May 6th, 2010
Scribd is the largest social publishing company in the world. It has more than 50 million readers each month. Tens of millions of documents have been published on the site, containing over 100 billion words. Until today those tens of millions of documents have been published using Adobe’s Flash. Starting today, they will be published in HTML5.
In an interview with Erick Schonfeld at TechCrunch, Scribd co-founder and chief technology officer Jared Friedman said “We are scrapping three years of Flash development and betting the company on HTML5 because we believe HTML5 is a dramatically better reading experience than Flash. Now any document can become a Web page.”
To see the impact of the change, go to the Scribd site and check out “Scribd in HTML5.” You’ll understand the thinking behind the decision very quickly.

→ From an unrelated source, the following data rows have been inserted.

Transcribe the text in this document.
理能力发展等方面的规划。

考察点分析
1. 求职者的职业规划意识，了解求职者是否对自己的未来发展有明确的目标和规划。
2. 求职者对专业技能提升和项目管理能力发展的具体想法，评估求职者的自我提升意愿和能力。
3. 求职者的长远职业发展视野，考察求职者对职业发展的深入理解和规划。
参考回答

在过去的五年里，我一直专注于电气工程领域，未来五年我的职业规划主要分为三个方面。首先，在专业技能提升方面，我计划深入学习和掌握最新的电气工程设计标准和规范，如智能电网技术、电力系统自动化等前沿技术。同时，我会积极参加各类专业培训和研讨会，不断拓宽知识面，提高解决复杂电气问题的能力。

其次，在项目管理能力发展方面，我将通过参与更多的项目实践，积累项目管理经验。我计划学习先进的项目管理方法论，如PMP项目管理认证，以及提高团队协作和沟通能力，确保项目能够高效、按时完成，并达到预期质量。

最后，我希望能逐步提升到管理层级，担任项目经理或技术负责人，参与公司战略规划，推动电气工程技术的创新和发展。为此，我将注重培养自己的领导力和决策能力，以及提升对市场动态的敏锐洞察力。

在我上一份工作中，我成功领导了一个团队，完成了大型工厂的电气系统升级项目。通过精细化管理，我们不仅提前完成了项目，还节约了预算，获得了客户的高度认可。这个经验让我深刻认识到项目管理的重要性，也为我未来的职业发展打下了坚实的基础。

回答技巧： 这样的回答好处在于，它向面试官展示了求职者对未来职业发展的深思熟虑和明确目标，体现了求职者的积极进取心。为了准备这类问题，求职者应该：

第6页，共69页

Schonfeld’s article continues:
Friedman has been working secretly on this project for the last six months. You can tell he’s excited about it. He believes the Web is finally ready to ditch Flash for documents. Unlike video players, the parts of the HTML5 standard that impact documents have to do with support for fonts, vector graphics, and rotating text. Friedman estimates that 97 percent of browsers will be able to read Scribd’s HTML5 documents because those parts of the standard are older and more widely adopted. HTML5 documents will still be embeddable in other sites using an iFrame.
Poor Adobe. Even as it too embraces HTML5, the Web is moving away from Flash.